Listen to Austin 360 Radio

Spaceship lands in gated community instead of usual trailer park

John Kelso, commentary

Staff Writer
Austin 360
How do John Borek's neighbors feel about his flying saucer? 'Some probably like it,' he says. 'Some of 'em don't say much.'

John Borek built a spaceship to put in his front yard especially for Halloween. The shiny flying saucer looks as if it has crashed into the lawn and is surrounded by yellow "caution: radiation area" tape.

Borek figures it took 80 to 100 hours of labor to put together his out-of-this-world contraption. Although it's made mostly of aluminum, the rounded top is a salad bowl. The saucer plays the theme from "The X-Files" and blows smoke.

"I put a fog machine in it. Every year I've added stuff, so now it has smoke coming out of it." said Borek, 47, general manager at Autocraft Bodywerks off South Congress Avenue. So he's handy when it comes to working on wrecked vehicles. "I could have put a crashed car in the yard, but that probably wouldn't have been a good Halloween prop."

The saucer, 8 feet in diameter, is in its second year as a Halloween special. Borek figures he spent $2,000 to put this year's version together.

Austin has a rich history in the colorful arena of yard art. There's the Cathedral of Junk in South Austin, that tower of abandoned objects that reaches toward the sky like a vertical garage sale. There was Beth Thom in Central Austin, who killed her grass so she could paint her yard in about 250 colorful polka dots. There are tours of homes in the city where the occupants keep chickens in in fancy backyard poultry digs.

But what makes this spaceship special is that yard art wanders into new territory here — a gated community.

The saucer has landed at Borek's swank home in the Preserve at Barton Creek, off Texas 71 out past the "Y" in Oak Hill, where you can find real estate listings ranging from $650,000 to $950,000.

No wonder the aliens always return to their planet. They can't afford to stay here.
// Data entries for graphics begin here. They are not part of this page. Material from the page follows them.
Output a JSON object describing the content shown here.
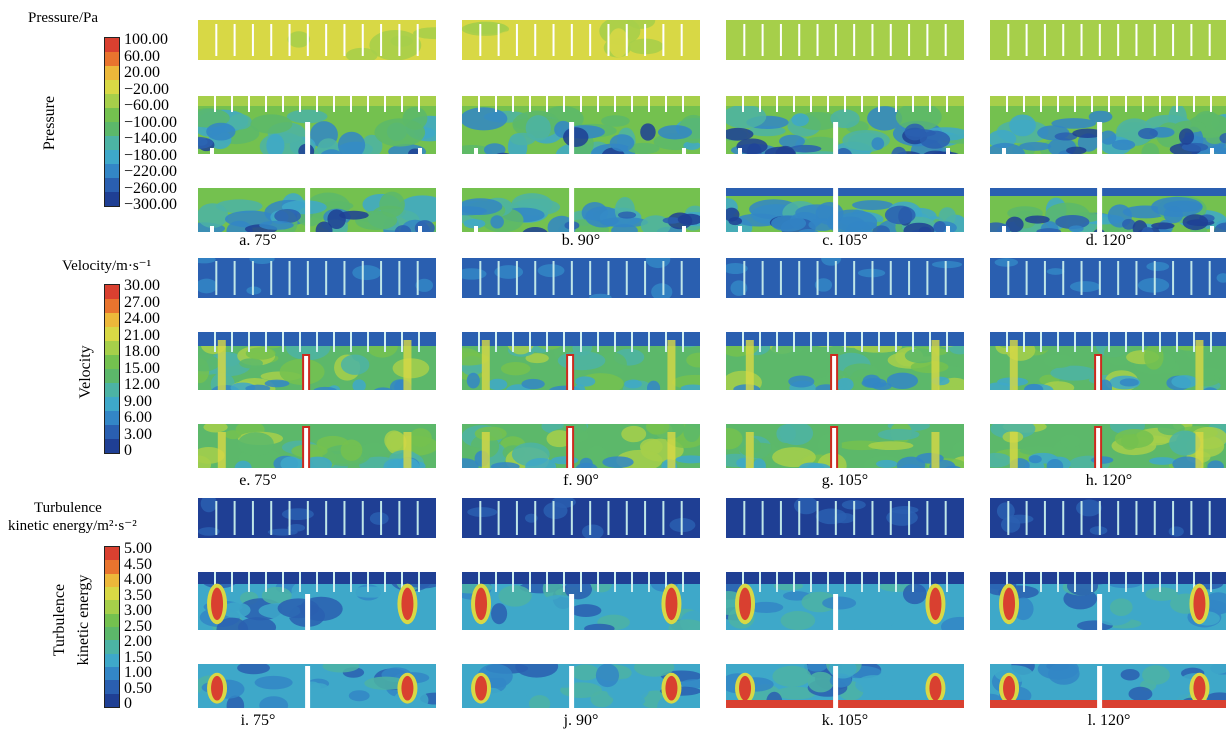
{
  "colormap": [
    "#d94030",
    "#e8742e",
    "#ecb83a",
    "#d8d845",
    "#a6cf4a",
    "#74c14f",
    "#5cb86a",
    "#4cb3a4",
    "#3ea8c9",
    "#3386c6",
    "#2a5fb0",
    "#1f3f94"
  ],
  "sections": [
    {
      "title": "Pressure/Pa",
      "axis_label": "Pressure",
      "ticks": [
        "100.00",
        "60.00",
        "20.00",
        "−20.00",
        "−60.00",
        "−100.00",
        "−140.00",
        "−180.00",
        "−220.00",
        "−260.00",
        "−300.00"
      ],
      "panels": [
        {
          "caption": "a. 75°"
        },
        {
          "caption": "b. 90°"
        },
        {
          "caption": "c. 105°"
        },
        {
          "caption": "d. 120°"
        }
      ]
    },
    {
      "title": "Velocity/m·s⁻¹",
      "axis_label": "Velocity",
      "ticks": [
        "30.00",
        "27.00",
        "24.00",
        "21.00",
        "18.00",
        "15.00",
        "12.00",
        "9.00",
        "6.00",
        "3.00",
        "0"
      ],
      "panels": [
        {
          "caption": "e. 75°"
        },
        {
          "caption": "f. 90°"
        },
        {
          "caption": "g. 105°"
        },
        {
          "caption": "h. 120°"
        }
      ]
    },
    {
      "title": "Turbulence",
      "title2": "kinetic energy/m²·s⁻²",
      "axis_label": "Turbulence",
      "axis_label2": "kinetic energy",
      "ticks": [
        "5.00",
        "4.50",
        "4.00",
        "3.50",
        "3.00",
        "2.50",
        "2.00",
        "1.50",
        "1.00",
        "0.50",
        "0"
      ],
      "panels": [
        {
          "caption": "i. 75°"
        },
        {
          "caption": "j. 90°"
        },
        {
          "caption": "k. 105°"
        },
        {
          "caption": "l. 120°"
        }
      ]
    }
  ]
}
No moon rock has been left unturned in the crafting of this objet d'art. Though it doesn't pick up the locals and fly them off for experimentation, the faux flying machine does have a red light that blinks on and off — for, uh, authenticity.

"If you do research on the Internet, they all say there was a glowing red light coming from the center of the thing. So I tried to reproduce that," Borek explained, without saying who "they" are.

Here's a surprise: Borek says his saucer design plans came from Hitler. Who knew? Borek found the design information online. He brought out the plans and showed them to me. "You'll notice they're in German," he said. "Hitler was intrigued with flying saucers, apparently, years ago, so he had his scientists or whatever — they designed some flying saucers."

So do the neighbors like this "Star Wars" piece? "Some probably like it. Some of em don't say much," Borek said. But he figures, what the heck, the neighbors have their Halloween decorations. So why shouldn't he?

"They've got goblins, and that guy's got a guy hanging (in a tree) over there, so why can't I have a spaceship?" he asked. Indeed.

I should mention that the middle section of the spaceship consists of about 2½ gallons of Bondo. Of course it does; Borek runs a body shop.

Then there's the rubber alien with large eyes and scaly body, perched on a garden rock wall in the yard.

"I ordered it online," Borek said. "That thing was about 200 bucks. He's about 3 feet tall. I actually had him a couple years ago. We named him Alex. I used to put him in the car around Halloween and drive around with him. I put the seat belt on him, and people at red lights would look."

Some wise guy snuck up onto Borek's yard and put a Texas Rangers hat on him, along with a yellow LiveStrong wristband.

The two warning signs posted by the yellow crash scene tape are the same as those you'd find at Area 51, Borek said, speaking of the top-secret stretch of Nevada land where true believers are sure the U.S. government is involved in intergalactic monkey business. "While on this property all personnel are subject to search," the signs say.

"Believe it or not, I got them from a guy who said he worked in flying saucers for the government in the 1980s," Borek said. "He now owns an electronics company."

So does Borek believe in flying saucers? Kinda sorta.

"But the only people who really know what a flying saucer looks like are Will Smith and Tommy Lee Jones in ‘Men in Black,' " he added.